Teaching Conversational English in Peru
Although Cora served on 10 previous volunteer programs with Global Volunteers, she proclaims her assignment teaching conversational English in Peru was her most rewarding volunteer experience to date! Never having taught conversational English classes before, she was moved to answer the urgent call of La Molina University, one of our community partners in Lima. She now urges other volunteers to teach conversational English in Peru and experience the reward of helping university students prepare for their futures. Her conversation with Daniel Salazar:
The Project
I facilitated English conversation with a group of students age 17-29, many of whom are working on their masters. To start, I created an assessment questionnaire called “getting to know you, ” to assess their interests and capabilities. I used that as a basis to teach, and then we studied pronunciation, idioms, and heteronyms. We sang songs, played games; anything to generate interest, anything didactic.
The Impact
In order to develop and progress in their careers, the La Molina students must acquire not only reading comprehension skills, but be capable of communicating easily with English-speaking people. Practicing English conversation opens up many more opportunities for them.
The Reward
Personally, teaching conversational English was totally out of my comfort zone. In all my Global Volunteers trips, I had never done it. And these were non-English speakers! I had definitely some apprehension about my role and their response. Our team leader, Maru, told me the best way to help them was to focus on conversation.

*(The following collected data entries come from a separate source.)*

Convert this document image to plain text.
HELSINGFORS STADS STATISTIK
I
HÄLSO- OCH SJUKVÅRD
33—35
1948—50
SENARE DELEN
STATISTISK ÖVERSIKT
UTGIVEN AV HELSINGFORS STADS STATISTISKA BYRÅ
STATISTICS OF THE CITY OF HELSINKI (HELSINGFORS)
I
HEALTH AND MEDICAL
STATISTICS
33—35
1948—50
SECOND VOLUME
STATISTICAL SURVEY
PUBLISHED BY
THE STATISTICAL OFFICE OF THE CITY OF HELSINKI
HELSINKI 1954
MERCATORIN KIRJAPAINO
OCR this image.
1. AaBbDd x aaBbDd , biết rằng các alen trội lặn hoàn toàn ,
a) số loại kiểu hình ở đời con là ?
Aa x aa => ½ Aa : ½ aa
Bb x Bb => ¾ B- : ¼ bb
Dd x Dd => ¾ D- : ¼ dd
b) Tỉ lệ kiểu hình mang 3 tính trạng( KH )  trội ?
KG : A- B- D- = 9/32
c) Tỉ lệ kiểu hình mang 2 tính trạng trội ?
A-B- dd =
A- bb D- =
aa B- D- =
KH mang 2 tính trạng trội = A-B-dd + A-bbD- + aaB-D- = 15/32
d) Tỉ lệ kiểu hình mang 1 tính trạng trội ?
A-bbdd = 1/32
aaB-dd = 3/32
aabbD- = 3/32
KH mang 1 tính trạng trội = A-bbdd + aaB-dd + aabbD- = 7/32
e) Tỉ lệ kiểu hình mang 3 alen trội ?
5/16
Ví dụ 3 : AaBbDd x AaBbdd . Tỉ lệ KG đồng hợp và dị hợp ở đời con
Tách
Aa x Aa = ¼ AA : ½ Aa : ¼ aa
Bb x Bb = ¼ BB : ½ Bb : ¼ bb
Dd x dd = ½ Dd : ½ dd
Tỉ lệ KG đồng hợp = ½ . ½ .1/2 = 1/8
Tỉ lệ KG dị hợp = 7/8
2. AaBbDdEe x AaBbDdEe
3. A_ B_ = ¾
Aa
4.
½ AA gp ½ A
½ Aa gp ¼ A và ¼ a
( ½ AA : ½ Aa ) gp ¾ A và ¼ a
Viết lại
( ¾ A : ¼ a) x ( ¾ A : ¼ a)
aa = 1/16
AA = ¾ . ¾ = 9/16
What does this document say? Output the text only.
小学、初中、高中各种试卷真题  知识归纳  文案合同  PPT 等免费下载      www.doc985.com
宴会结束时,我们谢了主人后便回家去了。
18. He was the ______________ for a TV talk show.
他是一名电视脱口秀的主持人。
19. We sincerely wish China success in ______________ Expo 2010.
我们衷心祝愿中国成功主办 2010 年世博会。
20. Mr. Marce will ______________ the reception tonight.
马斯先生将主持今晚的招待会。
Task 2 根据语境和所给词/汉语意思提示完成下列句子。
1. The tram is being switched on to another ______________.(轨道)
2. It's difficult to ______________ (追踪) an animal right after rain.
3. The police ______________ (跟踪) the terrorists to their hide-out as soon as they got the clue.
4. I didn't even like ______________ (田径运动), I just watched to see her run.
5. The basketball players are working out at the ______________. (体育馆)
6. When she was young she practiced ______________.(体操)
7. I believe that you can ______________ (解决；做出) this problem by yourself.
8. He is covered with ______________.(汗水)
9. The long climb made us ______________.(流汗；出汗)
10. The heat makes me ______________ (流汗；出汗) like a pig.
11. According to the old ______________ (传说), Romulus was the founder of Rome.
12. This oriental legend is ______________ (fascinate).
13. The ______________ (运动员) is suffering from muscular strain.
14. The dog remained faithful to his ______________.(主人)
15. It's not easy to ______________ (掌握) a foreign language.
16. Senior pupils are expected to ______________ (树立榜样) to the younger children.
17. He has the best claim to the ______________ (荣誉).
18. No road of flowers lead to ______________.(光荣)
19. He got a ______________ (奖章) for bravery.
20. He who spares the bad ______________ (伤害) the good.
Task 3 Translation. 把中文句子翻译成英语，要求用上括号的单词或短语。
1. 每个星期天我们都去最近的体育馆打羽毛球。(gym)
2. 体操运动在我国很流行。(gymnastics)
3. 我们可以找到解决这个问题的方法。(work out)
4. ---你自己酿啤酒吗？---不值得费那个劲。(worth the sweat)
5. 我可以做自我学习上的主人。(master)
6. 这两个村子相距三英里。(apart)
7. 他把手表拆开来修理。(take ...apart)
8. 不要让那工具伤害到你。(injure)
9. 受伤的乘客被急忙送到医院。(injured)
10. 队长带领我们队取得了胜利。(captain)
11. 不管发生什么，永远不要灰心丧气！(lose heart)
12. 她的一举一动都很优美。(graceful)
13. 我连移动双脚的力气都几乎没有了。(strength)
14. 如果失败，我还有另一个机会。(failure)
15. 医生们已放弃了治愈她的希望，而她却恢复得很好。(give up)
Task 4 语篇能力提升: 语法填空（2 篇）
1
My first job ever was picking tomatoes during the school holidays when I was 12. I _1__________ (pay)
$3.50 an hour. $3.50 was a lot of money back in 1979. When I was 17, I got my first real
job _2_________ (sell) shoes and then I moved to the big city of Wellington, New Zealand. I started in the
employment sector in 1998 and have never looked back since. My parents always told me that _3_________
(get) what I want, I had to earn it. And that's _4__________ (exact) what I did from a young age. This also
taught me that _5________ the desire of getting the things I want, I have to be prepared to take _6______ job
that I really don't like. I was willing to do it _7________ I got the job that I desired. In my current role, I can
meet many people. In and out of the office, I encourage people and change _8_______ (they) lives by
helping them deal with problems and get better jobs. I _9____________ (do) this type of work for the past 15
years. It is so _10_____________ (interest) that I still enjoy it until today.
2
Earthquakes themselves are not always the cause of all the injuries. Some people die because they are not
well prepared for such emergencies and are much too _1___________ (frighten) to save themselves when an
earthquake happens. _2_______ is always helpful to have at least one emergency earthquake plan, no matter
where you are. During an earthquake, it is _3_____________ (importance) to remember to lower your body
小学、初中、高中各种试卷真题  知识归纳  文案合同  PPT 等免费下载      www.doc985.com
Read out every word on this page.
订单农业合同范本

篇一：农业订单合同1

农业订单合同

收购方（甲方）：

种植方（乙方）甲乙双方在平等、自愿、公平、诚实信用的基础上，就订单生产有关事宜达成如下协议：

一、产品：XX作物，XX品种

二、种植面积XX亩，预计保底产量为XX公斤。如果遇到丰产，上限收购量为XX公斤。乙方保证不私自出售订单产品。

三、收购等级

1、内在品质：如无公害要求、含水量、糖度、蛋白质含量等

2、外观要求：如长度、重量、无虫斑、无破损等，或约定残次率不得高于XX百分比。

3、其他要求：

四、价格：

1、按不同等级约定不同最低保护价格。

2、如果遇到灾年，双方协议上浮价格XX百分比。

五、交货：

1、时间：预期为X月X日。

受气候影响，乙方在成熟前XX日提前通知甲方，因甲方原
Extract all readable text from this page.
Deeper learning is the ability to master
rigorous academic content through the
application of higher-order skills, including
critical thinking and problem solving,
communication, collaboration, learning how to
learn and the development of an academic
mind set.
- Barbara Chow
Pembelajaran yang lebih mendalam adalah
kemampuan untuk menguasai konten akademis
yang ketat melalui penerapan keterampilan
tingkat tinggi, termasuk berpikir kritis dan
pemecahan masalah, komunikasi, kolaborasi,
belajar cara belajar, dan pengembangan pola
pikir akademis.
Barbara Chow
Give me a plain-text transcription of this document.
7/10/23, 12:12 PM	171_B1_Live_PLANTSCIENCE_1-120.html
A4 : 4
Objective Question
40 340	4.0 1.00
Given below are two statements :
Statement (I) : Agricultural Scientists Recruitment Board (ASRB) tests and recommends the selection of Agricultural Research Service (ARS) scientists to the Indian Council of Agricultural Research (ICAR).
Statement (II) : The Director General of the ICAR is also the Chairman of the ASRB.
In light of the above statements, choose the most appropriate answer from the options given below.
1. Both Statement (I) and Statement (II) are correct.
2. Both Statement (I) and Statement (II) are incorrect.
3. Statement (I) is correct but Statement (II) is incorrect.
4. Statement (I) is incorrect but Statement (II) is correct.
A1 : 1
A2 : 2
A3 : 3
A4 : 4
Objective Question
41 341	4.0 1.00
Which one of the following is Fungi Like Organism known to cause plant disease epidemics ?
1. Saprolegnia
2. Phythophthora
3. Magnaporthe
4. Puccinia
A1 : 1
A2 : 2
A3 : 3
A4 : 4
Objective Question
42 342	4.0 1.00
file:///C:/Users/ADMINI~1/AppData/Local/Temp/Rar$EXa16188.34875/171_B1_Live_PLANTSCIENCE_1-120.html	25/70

“Over the past two weeks I have grown to adore my students, who are very bright. They are polite and interested about English, me, and America. We have become a very close group, which I had not anticipated, and which has been totally rewarding.”
Even though I required them to mainly speak with each other, they gained a great deal of confidence in word choice and pronunciation. I also taught them idioms – hard to explain, but Americans use a lot of idioms, they’re important.
The Experience
“I think that this is probably one of the most rewarding programs I have done in all my ten trips with Global Volunteers.”
I think this experience was so rewarding because the Hotel Torreblanca treated us like family. Our team leaders were always making sure we had what we needed. The food is abundant. While the traffic was horrible, our driver was safe and aware; I rarely felt threatened. It is a safe environment were we stay and where we are with the students. The people at La Molina have always attended to our needs, and the students have become family.
Teach conversational English in Peru
I highly recommend the program and would hope that more people would do it. My recommendation: Take the challenge. No experience needed. No excuses. If you speak English, you can teach conversational English in Peru!